I was 60 when I retired. My mother looked at me and said, ‘You’re going grey son. You’re the first fat Wallace that ever went grey! They all died first.’ And then another time she decided I was drinking too much. ‘You remember you come from a family of wee fat men that drink too much and died young!’ So I’d always had this at the back of my mind, and doing my genealogy which I’ve done since I retired, there’s only one other Wallace that’s ever lived beyond seventy which I’ve now done, so I was determined I was gonna go on my birthday although as I said, I still enjoyed work. I don’t know how I was coping, I was up and down[to London] every week, and going up and down was a great stress, but you just did it. And I went on… four o’clock on Friday 21st January 2005, I retired. But I was still involved here for a while after that and I haven’t regretted… workwise I stopped clinical work altogether. I kept the Association going for another year, I think I was Past President.
“My retirement is full of five or six Gs: that’s golf, grandchildren, gardening, gym, gluttony and Google.”
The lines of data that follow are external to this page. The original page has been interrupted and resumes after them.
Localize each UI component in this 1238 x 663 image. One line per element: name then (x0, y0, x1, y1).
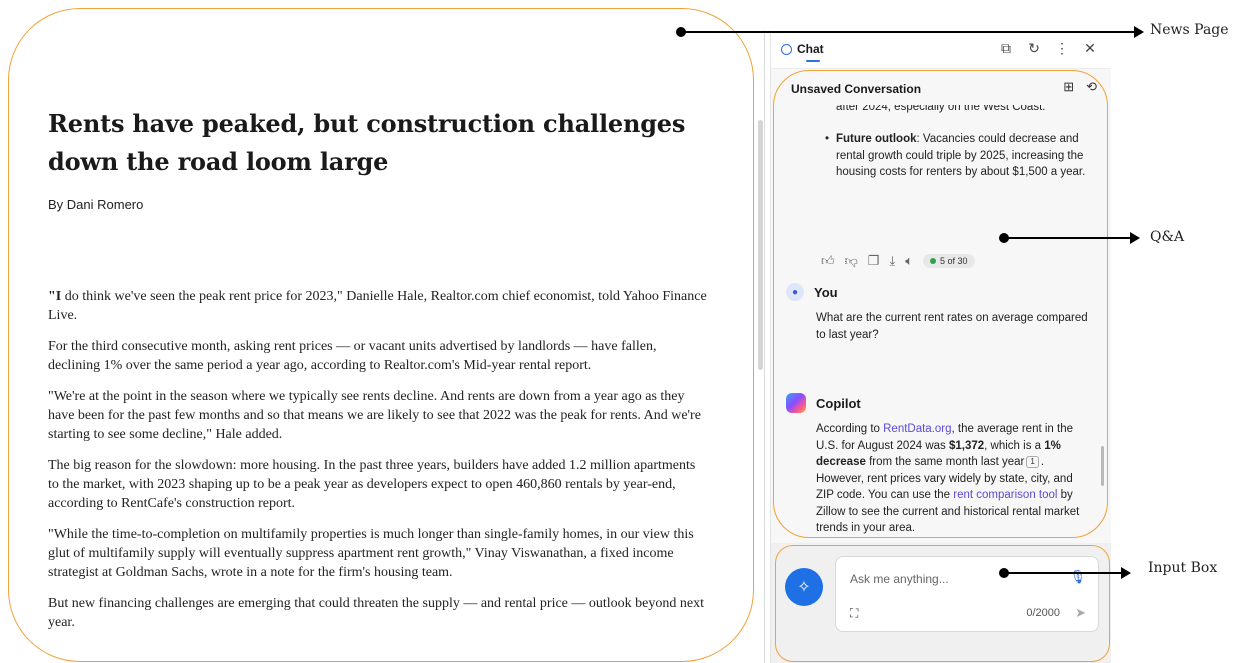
screenshot-icon[interactable]: ⛶ (850, 606, 858, 621)
response-count: 5 of 30 (940, 256, 968, 266)
add-chat-icon[interactable]: ⊞ (1063, 79, 1074, 95)
user-avatar-icon: ● (786, 283, 804, 301)
conversation-actions: ⊞ ⟲ (1063, 79, 1097, 95)
citation-badge[interactable]: 1 (1026, 456, 1039, 468)
bullet-dot: • (825, 133, 830, 145)
refresh-icon[interactable]: ↻ (1027, 40, 1041, 57)
pointer-arrowhead (1121, 567, 1131, 579)
new-topic-icon: ✧ (797, 579, 811, 596)
message-fragment: after 2024, especially on the West Coast… (836, 105, 1046, 113)
copilot-sender: Copilot (786, 393, 861, 413)
copilot-message: According to RentData.org, the average r… (816, 421, 1091, 537)
input-box-pointer (999, 567, 1131, 579)
article-paragraph: "We're at the point in the season where … (48, 389, 701, 442)
thumbs-down-icon[interactable]: 👎︎ (845, 253, 858, 269)
input-area: ✧ 🎙︎ ⛶ 0/2000 ➤ (771, 543, 1111, 663)
download-icon[interactable]: ⤓ (889, 253, 895, 269)
article-headline: Rents have peaked, but construction chal… (48, 109, 686, 176)
article-paragraph: For the third consecutive month, asking … (48, 339, 657, 373)
pointer-dot (676, 27, 686, 37)
response-count-badge: 5 of 30 (923, 254, 975, 268)
copilot-logo-icon (786, 393, 806, 413)
response-actions: 👍︎ 👎︎ ❐ ⤓ 🔈︎ 5 of 30 (821, 253, 975, 269)
chat-panel: Chat ⧉ ↻ ⋮ ✕ Unsaved Conversation ⊞ ⟲ af… (770, 30, 1111, 663)
pointer-dot (999, 233, 1009, 243)
pointer-arrowhead (1134, 26, 1144, 38)
history-icon[interactable]: ⟲ (1086, 79, 1097, 95)
qa-pointer (999, 232, 1140, 244)
article-paragraph: "While the time-to-completion on multifa… (48, 527, 694, 580)
message-list[interactable]: after 2024, especially on the West Coast… (771, 105, 1111, 543)
tab-chat[interactable]: Chat (781, 42, 824, 56)
msg-text-part: from the same month last year (865, 456, 1025, 468)
user-message: What are the current rent rates on avera… (816, 312, 1088, 341)
tab-chat-label: Chat (797, 42, 824, 56)
copilot-name: Copilot (816, 395, 861, 411)
panel-header: Chat ⧉ ↻ ⋮ ✕ (771, 30, 1111, 69)
page-scrollbar[interactable] (758, 120, 763, 370)
panel-divider (764, 30, 765, 663)
character-count: 0/2000 (1026, 607, 1060, 619)
active-tab-indicator (806, 60, 820, 62)
msg-bold-price: $1,372 (948, 439, 985, 452)
conversation-bar: Unsaved Conversation ⊞ ⟲ (771, 69, 1111, 105)
input-box-label: Input Box (1148, 560, 1218, 576)
article-body: "I do think we've seen the peak rent pri… (48, 287, 708, 644)
rent-comparison-link[interactable]: rent comparison tool (953, 489, 1057, 501)
conversation-title: Unsaved Conversation (791, 82, 922, 96)
rentdata-link[interactable]: RentData.org (883, 423, 951, 435)
new-topic-button[interactable]: ✧ (785, 568, 823, 606)
thumbs-up-icon[interactable]: 👍︎ (821, 253, 835, 269)
status-dot (930, 258, 937, 264)
article-paragraph: "I do think we've seen the peak rent pri… (48, 287, 708, 325)
panel-header-actions: ⧉ ↻ ⋮ ✕ (999, 40, 1097, 57)
news-page-label: News Page (1150, 22, 1229, 38)
conversation-area: Unsaved Conversation ⊞ ⟲ after 2024, esp… (771, 69, 1111, 543)
user-sender: ● You (786, 283, 838, 301)
qa-label: Q&A (1150, 229, 1185, 245)
chat-bubble-icon (781, 43, 792, 55)
read-aloud-icon[interactable]: 🔈︎ (905, 253, 913, 269)
open-external-icon[interactable]: ⧉ (999, 40, 1013, 57)
close-icon[interactable]: ✕ (1083, 40, 1097, 57)
news-page-pointer (676, 26, 1144, 38)
bullet-label: Future outlook (836, 133, 917, 145)
send-icon[interactable]: ➤ (1075, 605, 1086, 621)
article-paragraph-text: do think we've seen the peak rent price … (48, 289, 707, 323)
pointer-dot (999, 568, 1009, 578)
user-name: You (814, 284, 838, 300)
article-paragraph: But new financing challenges are emergin… (48, 596, 704, 630)
msg-text-part: , which is a (984, 439, 1045, 452)
bullet-item: • Future outlook: Vacancies could decrea… (825, 131, 1095, 181)
more-icon[interactable]: ⋮ (1055, 40, 1069, 57)
input-box: 🎙︎ ⛶ 0/2000 ➤ (835, 556, 1099, 632)
article-drop-quote: "I (48, 289, 62, 304)
msg-text-part: According to (816, 423, 884, 435)
news-article: Rents have peaked, but construction chal… (48, 105, 708, 212)
chat-scrollbar[interactable] (1101, 446, 1104, 486)
article-byline: By Dani Romero (48, 197, 144, 212)
pointer-arrowhead (1130, 232, 1140, 244)
article-paragraph: The big reason for the slowdown: more ho… (48, 458, 696, 511)
bullet-text: Future outlook: Vacancies could decrease… (836, 131, 1095, 181)
copy-icon[interactable]: ❐ (868, 253, 880, 269)
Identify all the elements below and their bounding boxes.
I’ve taken to retirement. I’ve felt at times that life is all self-indulgence and I should go and do something. My wife keeps saying I should go and join the Community Council and things like that, but I never got round to it. I always meant to do it. I’ve got this glib thing that I say, that my retirement is full of five or six Gs, that’s golf, grandchildren, gardening, gym, gluttony and Google. It fills my life. But I have no trouble killing time at all.
Regrets? I’ve had a few. I regret not doing more research and I regret some of the papers that registrars had written up that I was to talk off, I never finished, and that affected them a bit. I’ve been an aggressive little swine at times, I also regret. But I mean I did have the small man syndrome I’m sure. And chips on each shoulder. I used to use that as a joke at times. ‘I’m a well-balanced Scotsman, I’ve got a chip on each shoulder and a glass in each hand!’
“I’m a well-balanced Scotsman, I’ve got a chip on each shoulder and a glass in each hand!”
I’d do it all again! I’d like to be an architect. I’d like to go back to that. I’d like to have done more art in my life. I’d like to have spent more time with my kids ‘cause that was part of being up and down here, I missed that, although I think my generation didn’t spend as much time with our kids as… my daughters’ husbands do.
My achievements… I’ve lived to 70! Nearly 71 now. I think being President of five associations and societies, the AAGBI was the biggest one. I coped here, I would say it was alright, but in fact I had a bad year because we were moving here, there was a lot going on, and then these anaesthetic practitioners started coming around again. And it’s a matter of just keeping the ship going and keeping it calm. Calling them anaesthesia physician assistants I’m quite proud of. I don’t know what else, it was just to get through life. I’ve got here!